Bien Rassembler son or pour le vendre

En 2026, le “rachat d’or” est ultra tendance surtout pour une raison très simple : le prix de l’or a explosé, donc beaucoup de gens réalisent qu’ils peuvent transformer des bijoux qui dorment en cash… et tout l’écosystème (comptoirs, pubs, plateformes) s’est engouffré dedans.

1) Le déclencheur n°1 : des prix records → “effet jackpot”

Quand l’or fait des records, un vieux bracelet cassé devient soudain “rentable”. Fin janvier 2026, l’or a touché des niveaux historiques après une année 2025 déjà énorme. (Reuters)
➡️ Plus le prix grimpe, plus l’offre de “scrap gold” (bijoux à fondre) augmente : c’est mécanique.

2) Incertitude + besoin de sécurité : l’or redevient un réflexe

L’or est perçu comme valeur refuge quand il y a :

  • tensions géopolitiques,
  • inquiétudes sur la dette,
  • volatilité des marchés.

Cette narration a été très forte en 2025–début 2026, et ça entretient la “mode” côté acheteurs… et donc côté revente. (Reuters)

3) La demande d’investissement a bondi (ETF, lingots, pièces) → effet vitrine

En 2025, la demande d’investissement en or a fortement augmenté, avec des flux massifs vers les ETF et une hausse des lingots/pièces.
➡️ Plus on parle d’or comme “actif”, plus le grand public se dit : “Et mes bijoux, ça vaut combien ?”

4) Les banques centrales continuent d’en acheter (même si le rythme varie)

Le fait que les banques centrales restent des acheteurs importants (et que la presse en parle) renforce l’idée que l’or est un “vrai” actif de réserve. (Financial Times)

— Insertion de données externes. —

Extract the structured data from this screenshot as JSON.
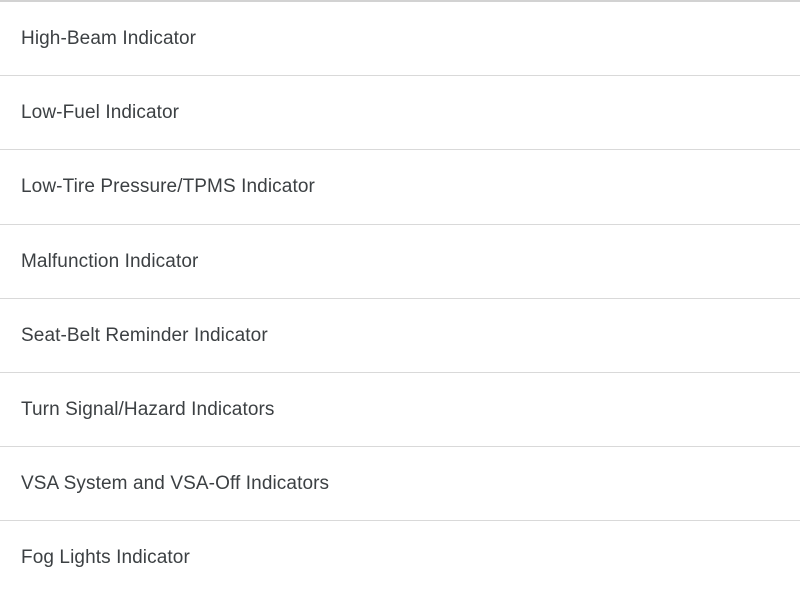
{
  "list": {
    "items": [
      {
        "label": "High-Beam Indicator"
      },
      {
        "label": "Low-Fuel Indicator"
      },
      {
        "label": "Low-Tire Pressure/TPMS Indicator"
      },
      {
        "label": "Malfunction Indicator"
      },
      {
        "label": "Seat-Belt Reminder Indicator"
      },
      {
        "label": "Turn Signal/Hazard Indicators"
      },
      {
        "label": "VSA System and VSA-Off Indicators"
      },
      {
        "label": "Fog Lights Indicator"
      }
    ]
  },
  "colors": {
    "background": "#ffffff",
    "text": "#3c4043",
    "divider": "#d9d9d9"
  }
}
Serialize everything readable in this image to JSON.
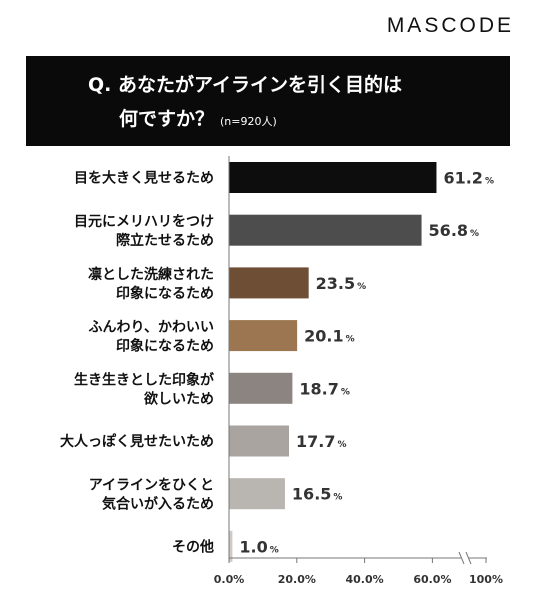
{
  "brand": "MASCODE",
  "question": {
    "line1": "Q. あなたがアイラインを引く目的は",
    "line2": "何ですか？",
    "sample": "(n=920人)"
  },
  "chart_data": {
    "type": "bar",
    "orientation": "horizontal",
    "title": "Q. あなたがアイラインを引く目的は何ですか？",
    "categories": [
      [
        "目を大きく見せるため"
      ],
      [
        "目元にメリハリをつけ",
        "際立たせるため"
      ],
      [
        "凛とした洗練された",
        "印象になるため"
      ],
      [
        "ふんわり、かわいい",
        "印象になるため"
      ],
      [
        "生き生きとした印象が",
        "欲しいため"
      ],
      [
        "大人っぽく見せたいため"
      ],
      [
        "アイラインをひくと",
        "気合いが入るため"
      ],
      [
        "その他"
      ]
    ],
    "values": [
      61.2,
      56.8,
      23.5,
      20.1,
      18.7,
      17.7,
      16.5,
      1.0
    ],
    "value_labels": [
      "61.2",
      "56.8",
      "23.5",
      "20.1",
      "18.7",
      "17.7",
      "16.5",
      "1.0"
    ],
    "unit": "%",
    "colors": [
      "#0d0d0d",
      "#4d4d4d",
      "#6e4e35",
      "#9b7650",
      "#8b8480",
      "#a9a49f",
      "#b9b5b0",
      "#cfcac5"
    ],
    "x_ticks": [
      "0.0%",
      "20.0%",
      "40.0%",
      "60.0%",
      "100%"
    ],
    "xlim": [
      0,
      100
    ],
    "axis_break": true,
    "grid": false
  }
}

5) Inflation, budgets serrés, “désencombrement” : motivation très concrète

Sans même parler macro : en période où les ménages arbitrent plus, vendre de l’or devient un réflexe “anti-gaspillage” :

  • financer un imprévu,
  • réduire des dettes,
  • simplifier (bijoux hérités jamais portés).

6) Le marché est plus visible et plus “simple” qu’avant

Entre les boutiques partout, la pub agressive, les estimations rapides et les process “clé en main”, l’acte de vendre paraît facile. Résultat : ça devient une habitude sociale (on en parle, on compare, on teste).


Ce que ça implique si tu vends en Suisse (pour ne pas te faire grignoter)

  • Toujours comparer 2–3 offres, sinon tu ne sais pas où tu te situes.
  • Exiger : test du titrepesée devant toiprix au gramme par titre (750/585/375).
  • Méfiance si on te fait un prix “global” sans détail (c’est là qu’on perd).
  • Attention aux bijoux avec pierres et aux pièces mixtes (montres, fermoirs, mécanismes) : ce sont les zones où les déductions floues arrivent.

Tout ce qui reluit n’est pas or. Abbé de Chaulieu


Mini-FAQ

Est-ce que “tendance” = bon moment pour vendre ?
Souvent, oui quand le prix est haut… mais ça dépend : si ton bijou a une valeur de marque/vintage, il peut valoir plus comme bijou que comme métal.

Pourquoi deux comptoirs peuvent proposer des montants différents ?
Marge, méthode de test, manière de déduire pierres/mécanismes, et parfois “prix d’appel”.

Pourquoi on parle toujours de 750/585 ?
Parce que la valeur dépend du titre (carats) : plus le titre est élevé, plus il y a d’or pur dans 1 gramme.

Quels sont les signaux d’alerte ?
Pesée hors de ta vue, pas de détail par titre, déductions vagues, pression (“c’est maintenant ou jamais”).

Comment maximiser sans se compliquer la vie ?
Trier par titre (750/585/375), isoler “douteux/mixte”, et demander un reçu détaillé.